Au secours, la « TVA sociale » revient ! (ou quand Manuel valse avec le Medef)

Dans le numéro 642 de Respublica, nous attirions l’attention sur le « danger de l’intérieur » que représenterait, pour la gauche, la fiscalisation des prélèvements sociaux proposée par le PS. Mais il est toujours possible de faire pire, comme le prouve la Tribune Libre signée Manuel Valls et Jean-Marie Le Guen, parue dans le Monde du 14 octobre dernier.Reprenant « sans tabou » un thème de la droite et du MEDEF, ces deux socialistes proposent ni plus ni moins : « une augmentation de la TVA, en substitution d’une part des charges sociales payées par l’employeur (…) ». Bref : une « baisse du coût du travail » pour « améliorer (…) la compétitivité » des entreprises –traduisons : pour rétablir les profits. La lutte des classes, ou Robin des Bois à l’envers…

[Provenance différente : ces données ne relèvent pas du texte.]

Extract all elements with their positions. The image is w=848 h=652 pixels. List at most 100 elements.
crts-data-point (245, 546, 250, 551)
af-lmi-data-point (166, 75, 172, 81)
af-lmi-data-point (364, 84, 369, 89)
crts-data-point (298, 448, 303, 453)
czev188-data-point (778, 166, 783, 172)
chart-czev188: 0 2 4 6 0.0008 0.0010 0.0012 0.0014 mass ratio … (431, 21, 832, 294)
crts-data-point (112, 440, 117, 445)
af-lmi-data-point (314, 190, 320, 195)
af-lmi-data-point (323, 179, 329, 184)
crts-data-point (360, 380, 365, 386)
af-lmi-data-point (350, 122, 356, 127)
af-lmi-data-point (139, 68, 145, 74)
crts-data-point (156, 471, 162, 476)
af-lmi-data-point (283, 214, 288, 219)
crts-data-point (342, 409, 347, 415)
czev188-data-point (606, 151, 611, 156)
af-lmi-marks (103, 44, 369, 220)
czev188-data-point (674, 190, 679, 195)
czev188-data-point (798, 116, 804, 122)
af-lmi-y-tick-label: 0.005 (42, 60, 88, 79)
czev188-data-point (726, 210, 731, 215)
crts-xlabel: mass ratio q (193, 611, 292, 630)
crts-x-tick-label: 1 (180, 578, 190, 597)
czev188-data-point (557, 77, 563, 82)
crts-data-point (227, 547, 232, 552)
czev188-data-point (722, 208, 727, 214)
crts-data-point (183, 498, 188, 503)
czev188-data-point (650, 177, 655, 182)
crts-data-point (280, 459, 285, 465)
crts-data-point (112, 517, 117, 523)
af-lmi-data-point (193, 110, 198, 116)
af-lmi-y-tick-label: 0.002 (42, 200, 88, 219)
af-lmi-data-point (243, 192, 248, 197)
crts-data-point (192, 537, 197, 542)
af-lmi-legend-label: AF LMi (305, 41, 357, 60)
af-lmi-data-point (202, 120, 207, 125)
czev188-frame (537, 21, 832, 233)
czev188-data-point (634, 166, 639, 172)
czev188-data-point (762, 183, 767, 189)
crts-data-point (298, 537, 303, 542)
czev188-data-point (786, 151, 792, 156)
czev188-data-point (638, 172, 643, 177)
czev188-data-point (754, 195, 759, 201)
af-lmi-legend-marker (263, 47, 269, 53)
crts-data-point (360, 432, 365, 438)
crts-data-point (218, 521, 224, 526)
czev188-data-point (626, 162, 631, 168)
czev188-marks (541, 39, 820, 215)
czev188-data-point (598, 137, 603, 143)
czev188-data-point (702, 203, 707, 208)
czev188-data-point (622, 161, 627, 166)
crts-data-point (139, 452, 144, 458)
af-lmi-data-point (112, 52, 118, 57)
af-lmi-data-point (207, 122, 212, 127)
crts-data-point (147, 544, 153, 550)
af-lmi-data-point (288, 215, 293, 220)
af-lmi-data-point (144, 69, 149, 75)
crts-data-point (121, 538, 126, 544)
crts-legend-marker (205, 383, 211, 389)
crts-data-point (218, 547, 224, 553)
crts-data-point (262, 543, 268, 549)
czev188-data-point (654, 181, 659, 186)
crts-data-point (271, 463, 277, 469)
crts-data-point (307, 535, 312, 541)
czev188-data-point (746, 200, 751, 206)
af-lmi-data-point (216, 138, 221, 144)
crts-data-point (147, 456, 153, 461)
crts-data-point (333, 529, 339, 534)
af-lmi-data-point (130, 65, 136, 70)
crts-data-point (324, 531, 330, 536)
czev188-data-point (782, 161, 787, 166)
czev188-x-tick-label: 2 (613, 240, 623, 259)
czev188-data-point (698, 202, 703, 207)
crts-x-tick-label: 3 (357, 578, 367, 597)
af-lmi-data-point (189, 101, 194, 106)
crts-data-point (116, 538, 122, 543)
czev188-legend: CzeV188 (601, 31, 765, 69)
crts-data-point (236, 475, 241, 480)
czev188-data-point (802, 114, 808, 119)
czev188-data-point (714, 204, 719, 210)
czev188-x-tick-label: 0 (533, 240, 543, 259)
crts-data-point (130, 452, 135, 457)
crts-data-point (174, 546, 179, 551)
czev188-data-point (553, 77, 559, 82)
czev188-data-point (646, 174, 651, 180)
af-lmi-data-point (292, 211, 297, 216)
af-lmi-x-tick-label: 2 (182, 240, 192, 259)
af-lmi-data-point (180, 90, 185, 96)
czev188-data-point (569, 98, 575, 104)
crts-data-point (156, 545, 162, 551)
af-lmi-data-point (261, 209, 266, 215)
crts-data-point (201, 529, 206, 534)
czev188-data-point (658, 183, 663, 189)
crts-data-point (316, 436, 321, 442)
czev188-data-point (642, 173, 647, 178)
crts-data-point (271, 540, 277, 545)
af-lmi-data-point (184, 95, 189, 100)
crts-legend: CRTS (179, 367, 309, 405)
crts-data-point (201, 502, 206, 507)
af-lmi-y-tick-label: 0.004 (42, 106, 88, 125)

Renvoyons donc à l’analyse faite dans Respublica n° 642, en en remettant une petite couche : l’origine des « déficits sociaux », c’est le partage inégal de la valeur ajoutée, la part du capital s’accroissant au détriment de celle du travail (salaires + protection sociale). Le chômage en est une des causes, mais pas la seule, puisque les gouvernements de gauche et de droite n’ont cessé de baisser les cotisations patronales (au nom justement de la « compétitivité » !).

Donc, pour sortir de là, pas besoin d’avoir fait l’X pour conclure qu’il faut affecter une part plus grande du PIB (la richesse produite, somme des valeurs ajoutées) à la protection sociale. Erreur, nous disent Valls et Le Guen : il faut donner encore plus au capital, et faire payer le tout par l’impôt indirect !
Ces « camarades des patrons » (comme les Allemands avaient baptisé le chancelier social-démocrate Schroeder) entonnent la rengaine du « libéralisme pour les Nuls » : « crise de l’Etat providence », « prélèvements obligatoires », « déficits publics », « mondialisation », tous épouvantails chargés d’éviter au bon peuple la réflexion, et de l’inciter à la soumission. Par les temps de manifs qui courent, on leur souhaite bien du plaisir. Cerise sur le gâteau, ils se réclament hardiment de la « justice » !

En réalité, la substitution de la « TVA (anti) sociale » à la « part patronale » (élément du « salaire socialisé ») démantèlerait notre système de financement de la protection sociale, fondé sur les prélèvements mutualisés sur la richesse créée à la source. Brillante contribution au « détricotage du programme du Conseil national de la Résistance » appelé de ses vœux par le MEDEF !

Alors rappelons-le une bonne fois : la TVA est ce qu’on fait de plus injuste et inefficace comme impôt !
Injuste, car elle frappe tout le monde, mais de façon dégressive avec le revenu : les pauvres, qui consomment ce qu’ils gagnent, payent plein pot ; les riches, qui ne consomment qu’une partie de leurs revenus, épargnent « hors TVA ». A l’inverse, l’impôt sur le revenu est progressif (de moins en moins, hélas !). La part prépondérante prise dans les ressources fiscales par les impôts indirects (dont la TVA), au détriment des impôts directs, est en elle-même inéquitable.

La TVA ne frappe par ailleurs que les biens et services finaux vendus, dont les prix la répercutent sur le consommateur : elle est en revanche remboursée aux entreprises sur leurs consommations intermédiaires (intégrées dans leurs prix de revient). Le consommateur (dont la masse des salariés) n’a pas le choix : c’est lui qui acquitte l’essentiel de la TVA, les prix étant fixés par le producteur !

Voilà une des causes de l’inefficacité de la TVA. N’en déplaise à Valls et Le Guen, qui proposent, pour nous consoler, d’exclure de la TVA à taux plein les « biens de première nécessité » (dont certains -le savent-ils ?- déjà exemptés), une baisse de la TVA permet pour l’essentiel aux entreprises d’augmenter leurs marges. Ainsi, selon la Cour des comptes, la réduction du taux de TVA sur la restauration coûte plus cher qu’elle ne rapporte, et n’a pas entraîné les créations d’emplois annoncées !

Il y aurait encore beaucoup à dire sur les propositions citées : à défaut d’efficacité sociale et économique, elles peuvent sûrement contribuer à la relance… de la « machine à perdre » du PS.